Why Don't Managers Think Deeply

Today, the Harvard Business Review Working Knowledge Newsletter and Art Petty On Management had complementary articles on Why Don't Managers Think Deeply? It's a fascinating topic that should concern all leaders. Both are worth reading, and, dare I say, thinking about.

I'd like to add some of my own opinions about why manager's don't think deeply:
  • People confuse form with substance: Brilliant presentations, PowerPoint's, or "hot programs" may be attractive and create a lot of interest, but many have no depth beyond the bullet point on the chart. People haven't really thought about what the strategy and the most effective means of execution. People don't get into deep discussions about the issues or alternatives.
  • Activity trumps results and effectiveness: We. particularly American business professionals, have a bias to activity. We see nothing wrong with Ready, Fire, Aim. The activity is often unfocused, aimless, and ineffective. We are often to busy with our activities to take the time to think.
  • Activity can be mistaken for accountability: "Busy people must be doing important things and producing good results." In reality, busy people may be busy people, but "busyness" does not necessarily mean a lot is being accomplished. The greatest sin made in the name of "busyness" is multitasking--we simultaneously sit in a meeting, process our emails, text message on our phones, and think about what we want to do on the weekend. This keeps us from focusing on what we must do.
  • Thinking---at least results focused thinking-- forces us to make choices. It forces us to commit to a course of action and to execute it. Many people are afraid to commit to a course of action. It is better to react or do nothing than it is to commit to something and to be held accountable.
  • Thinking deeply is messy hard work. It is difficult to reduce it to a bullet point. It is demanding and takes time---but time spent thinking doesn't look like activity. The results aren't pretty and can sometimes be complicated to present and get others to support.
  • Thinking deeply requires the ability to integrate and synthesize.
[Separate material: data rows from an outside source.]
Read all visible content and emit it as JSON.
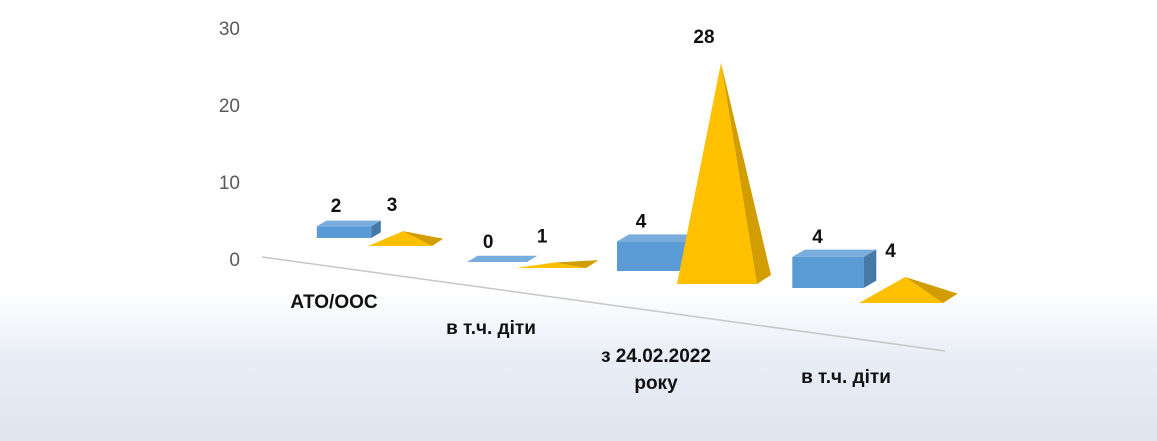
{
  "chart_data": {
    "type": "bar",
    "title": "",
    "xlabel": "",
    "ylabel": "",
    "ylim": [
      0,
      30
    ],
    "yticks": [
      "0",
      "10",
      "20",
      "30"
    ],
    "categories": [
      [
        "АТО/ООС"
      ],
      [
        "в т.ч. діти"
      ],
      [
        "з 24.02.2022",
        "року"
      ],
      [
        "в т.ч. діти"
      ]
    ],
    "series": [
      {
        "values": [
          2,
          0,
          4,
          4
        ],
        "shape": "box",
        "color": "#5b9bd5"
      },
      {
        "values": [
          3,
          1,
          28,
          4
        ],
        "shape": "pyramid",
        "color": "#ffc000"
      }
    ],
    "grid": false,
    "legend": "none"
  }
}
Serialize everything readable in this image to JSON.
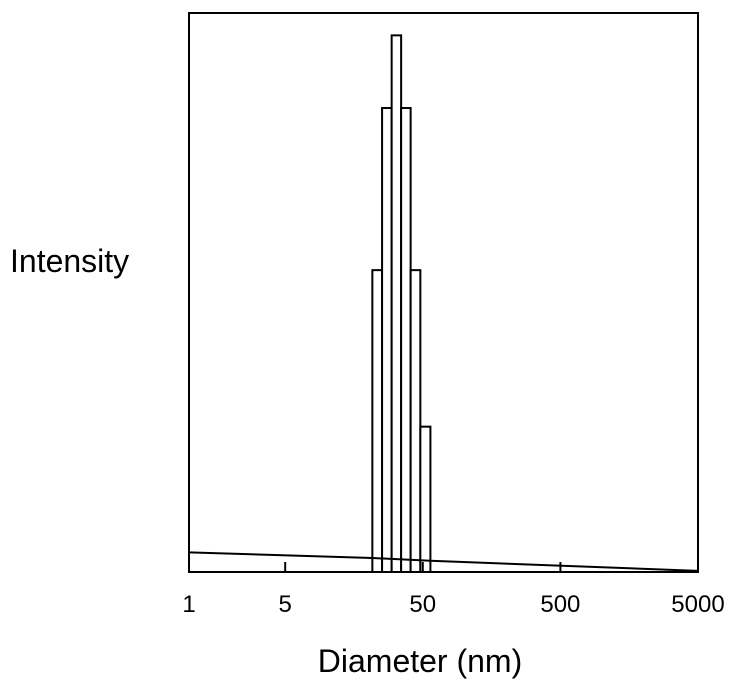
{
  "chart_data": {
    "type": "bar",
    "xlabel": "Diameter (nm)",
    "ylabel": "Intensity",
    "x_scale": "log",
    "xlim": [
      1,
      5000
    ],
    "ylim": [
      0,
      100
    ],
    "grid": false,
    "x_ticks": [
      {
        "value": 1,
        "label": "1"
      },
      {
        "value": 5,
        "label": "5"
      },
      {
        "value": 50,
        "label": "50"
      },
      {
        "value": 500,
        "label": "500"
      },
      {
        "value": 5000,
        "label": "5000"
      }
    ],
    "bars": [
      {
        "x0": 21.5,
        "x1": 25.3,
        "value": 54
      },
      {
        "x0": 25.3,
        "x1": 29.7,
        "value": 83
      },
      {
        "x0": 29.7,
        "x1": 34.8,
        "value": 96
      },
      {
        "x0": 34.8,
        "x1": 40.8,
        "value": 83
      },
      {
        "x0": 40.8,
        "x1": 48.0,
        "value": 54
      },
      {
        "x0": 48.0,
        "x1": 56.8,
        "value": 26
      }
    ],
    "baseline": [
      {
        "x": 1,
        "y": 3.5
      },
      {
        "x": 21.5,
        "y": 2.5
      },
      {
        "x": 56.8,
        "y": 2.0
      },
      {
        "x": 5000,
        "y": 0.2
      }
    ]
  }
}
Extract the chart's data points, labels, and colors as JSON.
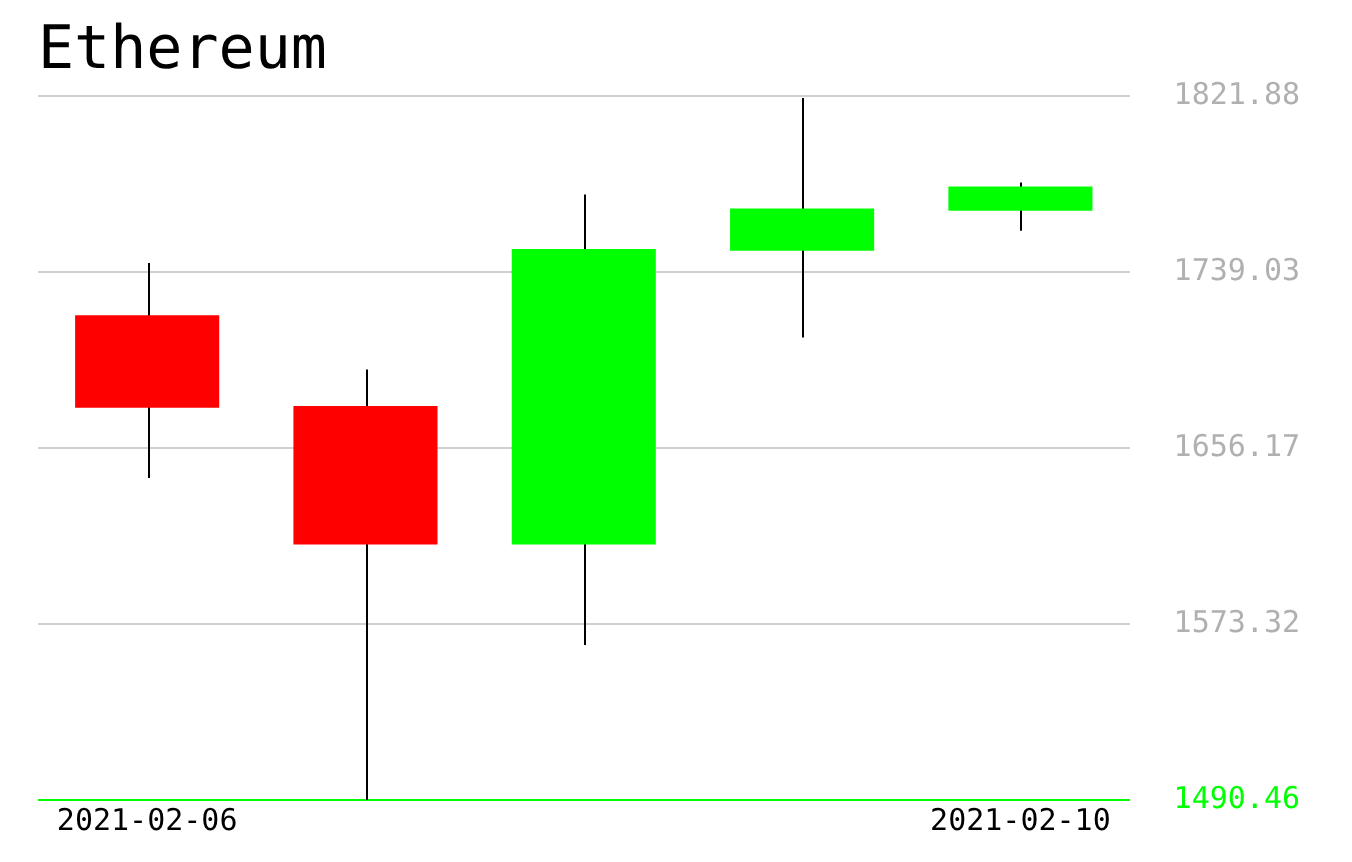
{
  "chart_data": {
    "type": "candlestick",
    "title": "Ethereum",
    "categories": [
      "2021-02-06",
      null,
      null,
      null,
      "2021-02-10"
    ],
    "ohlc": [
      [
        1718.7,
        1743.3,
        1642.0,
        1675.1
      ],
      [
        1676.0,
        1693.1,
        1490.46,
        1610.7
      ],
      [
        1610.7,
        1775.5,
        1563.4,
        1749.9
      ],
      [
        1749.0,
        1820.9,
        1708.2,
        1768.9
      ],
      [
        1767.9,
        1781.2,
        1758.4,
        1779.3
      ]
    ],
    "colors": [
      "#ff0000",
      "#ff0000",
      "#00ff00",
      "#00ff00",
      "#00ff00"
    ],
    "ylim": [
      1490.46,
      1821.88
    ],
    "yticks": [
      1490.46,
      1573.32,
      1656.17,
      1739.03,
      1821.88
    ],
    "grid": "y",
    "legend": false
  }
}
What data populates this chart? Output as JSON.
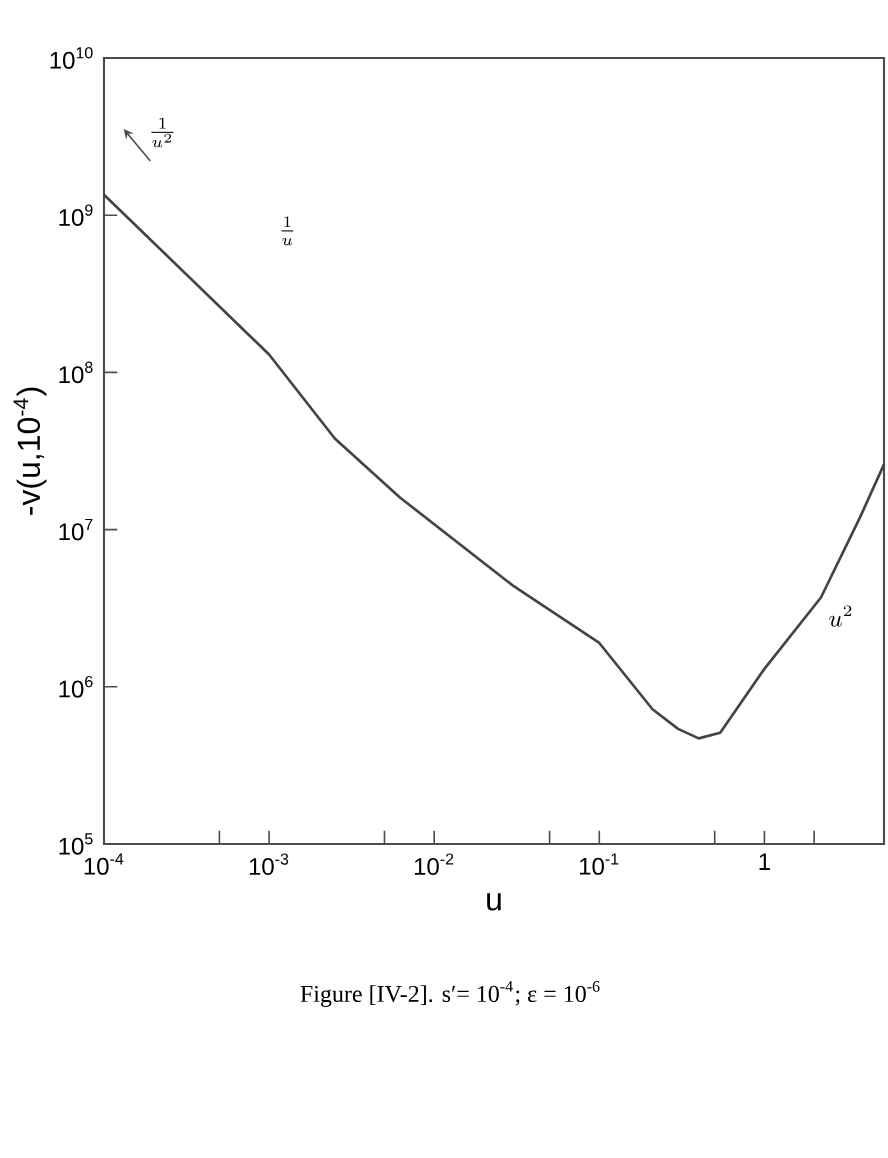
{
  "chart_data": {
    "type": "line",
    "xlabel": "u",
    "ylabel": "-v(u,10$^{-4}$)",
    "log": "xy",
    "grid": false,
    "marker": "none",
    "line_style": "solid",
    "x": [
      0.0001,
      0.001,
      0.0025,
      0.0062,
      0.03,
      0.1,
      0.21,
      0.3,
      0.4,
      0.54,
      1.0,
      2.2,
      3.8,
      5.3
    ],
    "series": [
      {
        "color": "#444444",
        "values": [
          1350000000,
          130000000,
          38000000,
          16000000,
          4400000,
          1900000,
          720000,
          540000,
          470000,
          510000,
          1300000,
          3700000,
          12000000,
          26000000
        ]
      }
    ],
    "xlim": [
      0.0001,
      5.3
    ],
    "ylim": [
      100000,
      10000000000
    ],
    "xticks": [
      {
        "value": 0.0001,
        "label": "10$^{-4}$"
      },
      {
        "value": 0.0005,
        "label": null
      },
      {
        "value": 0.001,
        "label": "10$^{-3}$"
      },
      {
        "value": 0.005,
        "label": null
      },
      {
        "value": 0.01,
        "label": "10$^{-2}$"
      },
      {
        "value": 0.05,
        "label": null
      },
      {
        "value": 0.1,
        "label": "10$^{-1}$"
      },
      {
        "value": 0.5,
        "label": null
      },
      1,
      {
        "value": 2,
        "label": null
      }
    ],
    "yticks": [
      {
        "value": 100000,
        "label": "10$^{5}$"
      },
      {
        "value": 1000000,
        "label": "10$^{6}$"
      },
      {
        "value": 10000000,
        "label": "10$^{7}$"
      },
      {
        "value": 100000000,
        "label": "10$^{8}$"
      },
      {
        "value": 1000000000,
        "label": "10$^{9}$"
      },
      {
        "value": 10000000000,
        "label": "10$^{10}$"
      }
    ],
    "annotations": [
      "\\frac{1}{u^{2}}",
      "\\frac{1}{u}",
      "u^{2}",
      "Figure [IV-2].    s′= 10$^{-4}$;  ε = 10$^{-6}$"
    ]
  }
}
Some people just aren't good at this--but it is critical for leaders.
  • Thinking deeply isn't rewarded in a lot of organizations. It's hard to measure, consequently hard to reward. Thinking takes away from "busyness." it's easier to measure and reward activities.
  • Thinking deeply may be threatening to senior executives. Senior executives who don't take the time or have difficulty thinking deeply about issues will, justifiably, feel threatened by subordinates that take the time to think before acting.

And I could go on, but enough for now. I would be remiss though, if I didn't look at some of the downsides of thinking deeply. I have encountered people in business who are deep thinkers, yet who cannot translate the results of their thinking into meaningful action.

Deep thinking must be accompanied my meaningful---thoughtful action. Without this it is never tested and the results are never produced.